My father joined the Territorials in Catford with five office colleagues in 1938 . It was a Royal Artillery AA gun unit and they formed a new predictor team. The predictor was a device for pointing the guns at enemy aircraft.
He was called up ,formally ,in 1939 in late July. Shortly after that he was posted to France as part of the BEF .
The winter of 1939/40 was unbelievably cold and the troops suffered terribly . We had a letter one day to say that they had been issued with another-making three- and he was sleeping in a garage. It was so cold that birds froze when flying and a cup of tea poured from an upstairs window hit the ground as ice.
He spent a lot of time in a village in Northern France called Misery . The local cafe owner and his family were very welcoming and they all made friends with them. We actually went back in 1957 and saw them . The original owner was dead but his son ,running the cafe remembered my father well.
Eventually the German army forced them to retreat which was a pretty hazardous situation . They ended up on Dunkirk beach with the thousands of other troops.
They were continually strafed by fighters but this was largely ineffective because the huge area of sand dunes provided good cover against the fire and there were no ricocchets .
Each time a plane came over to strafe everyone dived for cover in the sand. When the planes had gone the men rejoined the long queues to get on to a boat or anything that floated There was no queue-barging they all went back their original places.
There was little food , the French cafes had run out, there was a shortage of water and some men unwisely got bottles of wine.
Eventually my father got onto a jetty which was used by little ships to ferry the men out to larger ships anchored out in deeper water. Each time the fighters came over the "gunner" on the little fishing boat they were boarding let loose with an ancient Lewis gun (a notoriously unreliable weapon ) and yelled out " come on then you B----y Jerries ".
They were ferried out to a destroyer and there they were given copious amounts of hot tea and bread and butter. the first proper food and drink in three days!
On arrival in Dover they were put on a train and sent off to what turned out to be a brand new barracks.
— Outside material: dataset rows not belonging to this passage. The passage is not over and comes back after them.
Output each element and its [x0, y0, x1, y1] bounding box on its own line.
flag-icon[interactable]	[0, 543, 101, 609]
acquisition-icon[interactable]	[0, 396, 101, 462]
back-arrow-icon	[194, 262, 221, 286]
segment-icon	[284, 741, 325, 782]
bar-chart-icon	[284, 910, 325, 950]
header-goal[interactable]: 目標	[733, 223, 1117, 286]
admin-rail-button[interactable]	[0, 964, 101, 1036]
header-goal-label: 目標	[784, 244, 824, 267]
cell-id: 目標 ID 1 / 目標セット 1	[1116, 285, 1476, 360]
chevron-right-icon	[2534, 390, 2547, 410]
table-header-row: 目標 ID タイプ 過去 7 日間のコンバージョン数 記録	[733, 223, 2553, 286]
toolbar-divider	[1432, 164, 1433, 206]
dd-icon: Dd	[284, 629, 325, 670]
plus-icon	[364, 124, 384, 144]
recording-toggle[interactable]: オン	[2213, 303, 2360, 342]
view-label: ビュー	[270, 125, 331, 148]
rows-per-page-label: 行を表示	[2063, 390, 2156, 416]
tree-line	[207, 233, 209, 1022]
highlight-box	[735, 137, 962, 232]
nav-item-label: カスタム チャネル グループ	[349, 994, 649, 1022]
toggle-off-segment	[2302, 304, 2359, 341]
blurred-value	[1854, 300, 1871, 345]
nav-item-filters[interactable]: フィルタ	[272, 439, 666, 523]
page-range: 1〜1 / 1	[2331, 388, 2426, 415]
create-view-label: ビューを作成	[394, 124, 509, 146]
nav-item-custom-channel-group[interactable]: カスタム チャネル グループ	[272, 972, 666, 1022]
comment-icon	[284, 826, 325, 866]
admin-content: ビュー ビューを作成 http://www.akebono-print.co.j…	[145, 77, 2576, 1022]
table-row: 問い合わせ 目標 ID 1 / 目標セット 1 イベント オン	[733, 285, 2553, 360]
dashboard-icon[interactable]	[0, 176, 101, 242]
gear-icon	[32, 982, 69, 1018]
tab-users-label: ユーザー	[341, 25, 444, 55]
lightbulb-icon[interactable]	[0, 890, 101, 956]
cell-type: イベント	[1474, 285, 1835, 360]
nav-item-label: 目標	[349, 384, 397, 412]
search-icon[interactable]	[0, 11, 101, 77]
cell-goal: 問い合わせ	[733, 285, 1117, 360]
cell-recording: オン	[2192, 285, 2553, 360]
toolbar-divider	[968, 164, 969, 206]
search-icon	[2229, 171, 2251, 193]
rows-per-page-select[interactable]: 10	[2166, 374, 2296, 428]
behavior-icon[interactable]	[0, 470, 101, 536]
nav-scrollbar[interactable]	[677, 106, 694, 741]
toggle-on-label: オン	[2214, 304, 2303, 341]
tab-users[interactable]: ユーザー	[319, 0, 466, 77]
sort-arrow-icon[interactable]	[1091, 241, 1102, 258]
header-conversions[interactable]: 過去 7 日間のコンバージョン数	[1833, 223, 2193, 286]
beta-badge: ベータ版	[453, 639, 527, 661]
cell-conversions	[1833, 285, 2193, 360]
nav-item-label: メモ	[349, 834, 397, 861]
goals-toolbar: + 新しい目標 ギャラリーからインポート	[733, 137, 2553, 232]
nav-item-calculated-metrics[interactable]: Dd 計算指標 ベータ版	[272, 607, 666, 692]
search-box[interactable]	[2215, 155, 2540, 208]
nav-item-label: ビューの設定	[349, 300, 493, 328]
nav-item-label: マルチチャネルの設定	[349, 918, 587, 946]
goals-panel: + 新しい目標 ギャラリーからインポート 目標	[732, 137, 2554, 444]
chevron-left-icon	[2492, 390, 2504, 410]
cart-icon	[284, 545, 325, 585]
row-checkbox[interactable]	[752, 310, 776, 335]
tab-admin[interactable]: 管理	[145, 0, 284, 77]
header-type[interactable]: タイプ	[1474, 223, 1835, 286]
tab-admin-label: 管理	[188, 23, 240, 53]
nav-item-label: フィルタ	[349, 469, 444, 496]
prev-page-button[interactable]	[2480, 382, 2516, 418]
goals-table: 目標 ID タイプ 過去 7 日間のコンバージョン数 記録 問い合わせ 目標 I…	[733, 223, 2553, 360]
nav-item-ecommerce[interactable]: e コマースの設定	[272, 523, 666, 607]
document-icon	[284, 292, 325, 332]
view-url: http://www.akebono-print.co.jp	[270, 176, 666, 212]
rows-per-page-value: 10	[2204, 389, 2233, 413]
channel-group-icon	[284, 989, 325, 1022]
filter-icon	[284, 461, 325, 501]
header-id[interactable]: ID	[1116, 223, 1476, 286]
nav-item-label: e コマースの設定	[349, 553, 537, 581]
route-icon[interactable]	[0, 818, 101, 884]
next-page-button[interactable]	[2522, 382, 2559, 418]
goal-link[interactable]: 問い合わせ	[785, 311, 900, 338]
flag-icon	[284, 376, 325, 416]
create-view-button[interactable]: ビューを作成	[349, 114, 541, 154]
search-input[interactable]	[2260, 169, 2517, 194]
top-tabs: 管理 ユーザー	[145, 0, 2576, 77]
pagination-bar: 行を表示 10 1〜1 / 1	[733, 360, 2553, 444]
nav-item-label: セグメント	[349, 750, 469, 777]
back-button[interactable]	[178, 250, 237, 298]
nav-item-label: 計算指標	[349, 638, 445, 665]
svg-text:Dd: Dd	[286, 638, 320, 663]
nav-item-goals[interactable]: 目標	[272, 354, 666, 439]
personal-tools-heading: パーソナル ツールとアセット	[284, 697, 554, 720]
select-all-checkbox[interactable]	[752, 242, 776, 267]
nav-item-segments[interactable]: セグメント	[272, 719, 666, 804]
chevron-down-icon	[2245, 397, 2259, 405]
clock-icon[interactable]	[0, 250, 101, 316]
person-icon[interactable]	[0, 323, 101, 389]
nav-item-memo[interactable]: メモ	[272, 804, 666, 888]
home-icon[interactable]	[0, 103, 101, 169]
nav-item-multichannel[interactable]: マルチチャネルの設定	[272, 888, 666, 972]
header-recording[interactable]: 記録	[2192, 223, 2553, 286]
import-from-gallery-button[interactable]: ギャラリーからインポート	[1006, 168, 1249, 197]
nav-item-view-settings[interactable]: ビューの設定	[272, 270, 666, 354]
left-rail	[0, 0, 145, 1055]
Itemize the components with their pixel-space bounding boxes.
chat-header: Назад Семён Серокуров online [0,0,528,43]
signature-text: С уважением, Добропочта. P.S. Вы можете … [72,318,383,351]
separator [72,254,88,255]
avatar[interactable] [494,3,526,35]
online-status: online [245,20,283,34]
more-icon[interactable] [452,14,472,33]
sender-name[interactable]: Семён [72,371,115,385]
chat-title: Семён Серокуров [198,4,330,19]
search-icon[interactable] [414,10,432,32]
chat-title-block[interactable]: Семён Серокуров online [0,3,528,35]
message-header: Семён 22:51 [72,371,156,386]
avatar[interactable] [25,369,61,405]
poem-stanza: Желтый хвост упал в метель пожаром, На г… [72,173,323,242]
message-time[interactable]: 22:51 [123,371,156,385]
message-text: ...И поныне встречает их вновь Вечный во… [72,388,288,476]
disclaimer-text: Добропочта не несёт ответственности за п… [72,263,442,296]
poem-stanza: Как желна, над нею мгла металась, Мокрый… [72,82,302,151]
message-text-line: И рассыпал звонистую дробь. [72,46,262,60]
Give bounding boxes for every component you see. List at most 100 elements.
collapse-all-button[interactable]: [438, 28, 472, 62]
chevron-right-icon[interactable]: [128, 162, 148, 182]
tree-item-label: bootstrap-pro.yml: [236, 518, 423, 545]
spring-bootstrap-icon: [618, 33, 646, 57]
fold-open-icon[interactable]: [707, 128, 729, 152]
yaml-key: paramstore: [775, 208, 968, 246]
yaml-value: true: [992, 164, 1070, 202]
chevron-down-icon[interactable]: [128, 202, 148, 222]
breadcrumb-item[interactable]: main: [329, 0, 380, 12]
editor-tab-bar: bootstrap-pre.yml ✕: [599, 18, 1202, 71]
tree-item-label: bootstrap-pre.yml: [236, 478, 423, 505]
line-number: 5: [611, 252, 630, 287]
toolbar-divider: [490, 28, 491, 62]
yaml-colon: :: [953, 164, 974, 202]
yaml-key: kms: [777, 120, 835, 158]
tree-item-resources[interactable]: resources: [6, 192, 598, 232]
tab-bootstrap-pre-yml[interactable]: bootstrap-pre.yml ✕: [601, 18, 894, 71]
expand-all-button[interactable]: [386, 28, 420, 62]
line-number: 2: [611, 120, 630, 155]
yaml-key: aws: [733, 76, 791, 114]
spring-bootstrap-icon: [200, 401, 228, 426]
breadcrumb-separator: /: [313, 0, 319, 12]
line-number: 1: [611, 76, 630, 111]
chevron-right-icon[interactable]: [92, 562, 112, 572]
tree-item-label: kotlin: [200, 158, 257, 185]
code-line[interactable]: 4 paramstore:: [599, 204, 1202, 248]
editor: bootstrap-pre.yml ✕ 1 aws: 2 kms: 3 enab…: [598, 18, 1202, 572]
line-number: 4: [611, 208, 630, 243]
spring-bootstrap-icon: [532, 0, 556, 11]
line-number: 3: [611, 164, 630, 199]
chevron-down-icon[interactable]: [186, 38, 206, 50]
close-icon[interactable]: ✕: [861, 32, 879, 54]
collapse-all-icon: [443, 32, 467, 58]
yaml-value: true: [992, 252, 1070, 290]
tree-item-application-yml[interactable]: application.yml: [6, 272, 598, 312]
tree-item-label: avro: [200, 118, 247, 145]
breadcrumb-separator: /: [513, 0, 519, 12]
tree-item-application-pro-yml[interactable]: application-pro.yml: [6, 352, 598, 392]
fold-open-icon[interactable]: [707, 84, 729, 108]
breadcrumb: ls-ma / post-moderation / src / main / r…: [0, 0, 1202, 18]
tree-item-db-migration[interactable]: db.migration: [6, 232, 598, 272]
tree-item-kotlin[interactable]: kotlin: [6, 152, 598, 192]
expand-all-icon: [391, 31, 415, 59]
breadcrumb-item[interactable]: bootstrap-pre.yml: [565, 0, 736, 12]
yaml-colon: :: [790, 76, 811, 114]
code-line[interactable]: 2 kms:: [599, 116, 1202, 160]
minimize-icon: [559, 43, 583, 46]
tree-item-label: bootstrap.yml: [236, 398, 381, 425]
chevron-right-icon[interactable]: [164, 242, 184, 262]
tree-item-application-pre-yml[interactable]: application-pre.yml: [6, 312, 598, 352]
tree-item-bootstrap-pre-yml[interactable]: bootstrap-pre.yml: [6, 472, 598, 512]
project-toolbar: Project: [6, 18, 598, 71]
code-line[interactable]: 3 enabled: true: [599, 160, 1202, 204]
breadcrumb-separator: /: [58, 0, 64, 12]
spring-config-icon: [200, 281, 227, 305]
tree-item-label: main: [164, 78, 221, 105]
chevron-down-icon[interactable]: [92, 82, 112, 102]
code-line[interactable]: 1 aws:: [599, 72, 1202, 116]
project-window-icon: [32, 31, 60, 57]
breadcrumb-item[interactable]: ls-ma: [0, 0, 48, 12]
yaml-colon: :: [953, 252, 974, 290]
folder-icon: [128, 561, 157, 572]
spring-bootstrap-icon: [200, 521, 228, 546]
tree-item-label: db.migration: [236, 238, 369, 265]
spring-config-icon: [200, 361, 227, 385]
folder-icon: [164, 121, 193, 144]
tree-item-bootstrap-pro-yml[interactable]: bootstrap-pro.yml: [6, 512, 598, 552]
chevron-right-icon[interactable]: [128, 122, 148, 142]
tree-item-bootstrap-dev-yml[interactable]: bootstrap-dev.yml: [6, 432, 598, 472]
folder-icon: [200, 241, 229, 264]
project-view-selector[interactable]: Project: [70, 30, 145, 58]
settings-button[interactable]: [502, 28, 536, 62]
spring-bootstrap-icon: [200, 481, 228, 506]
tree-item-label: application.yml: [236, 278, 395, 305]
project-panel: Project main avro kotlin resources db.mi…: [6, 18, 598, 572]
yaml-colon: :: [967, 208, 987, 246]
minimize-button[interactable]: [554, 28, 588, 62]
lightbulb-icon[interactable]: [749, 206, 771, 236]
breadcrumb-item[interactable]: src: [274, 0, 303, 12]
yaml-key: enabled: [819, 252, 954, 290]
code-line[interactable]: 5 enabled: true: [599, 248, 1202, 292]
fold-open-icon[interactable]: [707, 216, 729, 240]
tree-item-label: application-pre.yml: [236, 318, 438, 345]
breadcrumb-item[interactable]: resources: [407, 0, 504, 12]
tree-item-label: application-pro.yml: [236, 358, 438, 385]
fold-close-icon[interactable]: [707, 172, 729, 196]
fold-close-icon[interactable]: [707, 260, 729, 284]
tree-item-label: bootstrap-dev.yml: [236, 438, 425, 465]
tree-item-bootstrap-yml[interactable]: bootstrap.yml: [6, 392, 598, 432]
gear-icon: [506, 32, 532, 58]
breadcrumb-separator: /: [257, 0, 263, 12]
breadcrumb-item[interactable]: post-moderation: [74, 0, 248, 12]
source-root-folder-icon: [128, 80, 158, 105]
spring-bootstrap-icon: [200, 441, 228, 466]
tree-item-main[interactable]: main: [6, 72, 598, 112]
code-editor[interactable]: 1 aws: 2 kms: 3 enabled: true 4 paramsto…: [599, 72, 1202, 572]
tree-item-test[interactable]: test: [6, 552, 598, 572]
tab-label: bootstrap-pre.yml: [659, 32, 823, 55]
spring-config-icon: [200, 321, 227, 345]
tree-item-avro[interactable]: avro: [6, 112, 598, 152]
They had absolutely no idea where it was and really did not care. The barracks had beds and to the astonishment of the soldiers running the place asked if they could sleep on the beds. The local soldiers did not realise that it had been weeks since they had had any form of proper beds or rest.
The next time my father saw this barracks in Arborfield near Reading was when he came on a visit with the family to see me doing my National Service billeted in the self same building ! Deja vu!
He stayed there for a few weeks ,had some leave and then was posted to Aberwystwyth.